This article was written by expert industry mentor in Marketing Analytics and Insights- Jack Golding
There are many paths to becoming a marketing analyst. My personal one was through mathematics. I chose to study math because of how powerful it is as a language for problem solving. A mathematician describes a problem, then using tools like calculus to produce it's solution. In first year maths, you solve a problem and then sign your work with quod erat demonstrandum (QED), Latin for "which had to be demonstrated." Q.E.D is a fancy way to say you proved something. The real world is not so elegant, but taking a logical approach can help us provide solutions.
An example of this in digital marketing are users. We want to know how many people engage with our websites, but we can't count them like we could in a retail store. We use tools like Google Analytics to represent a page loaded on a browser as a person visiting our website. Then we can collect data and begin to answer trickier questions. A famous quote from statistician George Box is "All models are wrong but some are useful."
Very few marketing analysts come from a technical background. In my experience, most study marketing and were not afraid of spreadsheets. This opens the door to the significant amount of data that businesses generate every day. One accesses this data through a myriad of different software and tools. The issue is these are so complex that we don't learn about the underlying model and its limitations. This can lead to awkward remarks from stakeholders. An example is how can our website, have more unique visits in a month then there are Australian people?
Artificial Intelligence throws another spanner in the works. Tools are becoming easier to use but harder to comprehend. The more products that vendors create, the further we move away from the underlying model.
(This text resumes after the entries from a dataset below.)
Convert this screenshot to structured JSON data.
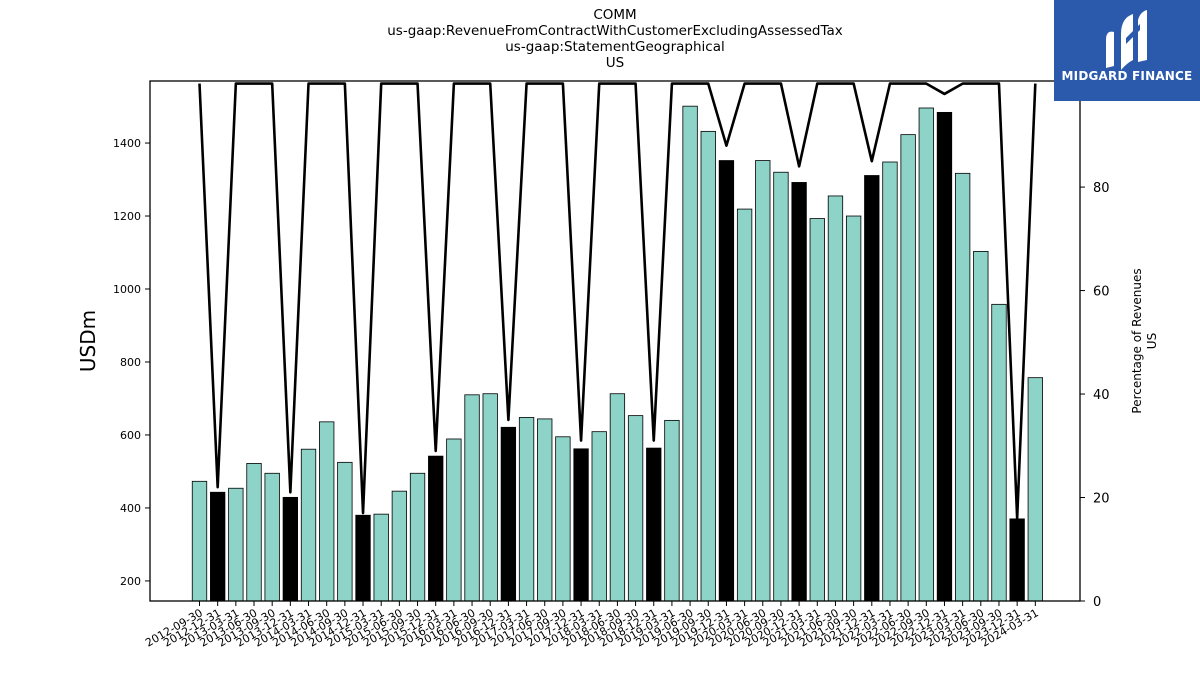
{
  "logo": {
    "text": "MIDGARD FINANCE",
    "icon": "midgard-m-logo-icon",
    "background": "#2b5aad"
  },
  "chart_data": {
    "type": "bar",
    "title_lines": [
      "COMM",
      "us-gaap:RevenueFromContractWithCustomerExcludingAssessedTax",
      "us-gaap:StatementGeographical",
      "US"
    ],
    "ylabel": "USDm",
    "y2label_lines": [
      "Percentage of Revenues",
      "US"
    ],
    "ylim": [
      145,
      1570
    ],
    "y2lim": [
      0,
      100.5
    ],
    "yticks": [
      200,
      400,
      600,
      800,
      1000,
      1200,
      1400
    ],
    "y2ticks": [
      0,
      20,
      40,
      60,
      80,
      100
    ],
    "grid": false,
    "colors": {
      "quarter": "#8dd3c7",
      "annual": "#000000",
      "line": "#000000"
    },
    "categories": [
      "2012-09-30",
      "2012-12-31",
      "2013-03-31",
      "2013-06-30",
      "2013-09-30",
      "2013-12-31",
      "2014-03-31",
      "2014-06-30",
      "2014-09-30",
      "2014-12-31",
      "2015-03-31",
      "2015-06-30",
      "2015-09-30",
      "2015-12-31",
      "2016-03-31",
      "2016-06-30",
      "2016-09-30",
      "2016-12-31",
      "2017-03-31",
      "2017-06-30",
      "2017-09-30",
      "2017-12-31",
      "2018-03-31",
      "2018-06-30",
      "2018-09-30",
      "2018-12-31",
      "2019-03-31",
      "2019-06-30",
      "2019-09-30",
      "2019-12-31",
      "2020-03-31",
      "2020-06-30",
      "2020-09-30",
      "2020-12-31",
      "2021-03-31",
      "2021-06-30",
      "2021-09-30",
      "2021-12-31",
      "2022-03-31",
      "2022-06-30",
      "2022-09-30",
      "2022-12-31",
      "2023-03-31",
      "2023-06-30",
      "2023-09-30",
      "2023-12-31",
      "2024-03-31"
    ],
    "values": [
      473,
      443,
      454,
      522,
      495,
      429,
      561,
      636,
      525,
      380,
      383,
      446,
      495,
      542,
      589,
      710,
      713,
      621,
      648,
      644,
      595,
      562,
      609,
      713,
      653,
      564,
      640,
      1501,
      1432,
      1352,
      1219,
      1352,
      1320,
      1292,
      1193,
      1255,
      1200,
      1311,
      1348,
      1423,
      1496,
      1484,
      1317,
      1103,
      958,
      370,
      757
    ],
    "annual_flags": [
      0,
      1,
      0,
      0,
      0,
      1,
      0,
      0,
      0,
      1,
      0,
      0,
      0,
      1,
      0,
      0,
      0,
      1,
      0,
      0,
      0,
      1,
      0,
      0,
      0,
      1,
      0,
      0,
      0,
      1,
      0,
      0,
      0,
      1,
      0,
      0,
      0,
      1,
      0,
      0,
      0,
      1,
      0,
      0,
      0,
      1,
      0
    ],
    "percentage_line": [
      100,
      22,
      100,
      100,
      100,
      21,
      100,
      100,
      100,
      17,
      100,
      100,
      100,
      29,
      100,
      100,
      100,
      35,
      100,
      100,
      100,
      31,
      100,
      100,
      100,
      31,
      100,
      100,
      100,
      88,
      100,
      100,
      100,
      84,
      100,
      100,
      100,
      85,
      100,
      100,
      100,
      98,
      100,
      100,
      100,
      16,
      100
    ]
  }
}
Which leads to the ultimate question - how can you prove that viewing ad resulted in a sale? Analysts call this attribution. In most organisations allocating marketing budgets is a political decision. All the math in the world can't help us here, but interpretability can. A great tool we now have for interpretation is Large Language Models (LLMs.) Marketers now have access to a wealth of knowledge like when Web Search was first launched. LLMs are able to marketers work through an understanding of this complex field within the context of their own business. This excites me a lot both as a practitioner and an educator.
Understanding the underlying models we use in digital marketing is paramount. Without this understanding we cannot communicate our results and get stakeholder buy in. AI will create limitless opportunities for marketers in the future. For now, the best use of these tools is further developing their own understanding and taking the business along for the ride.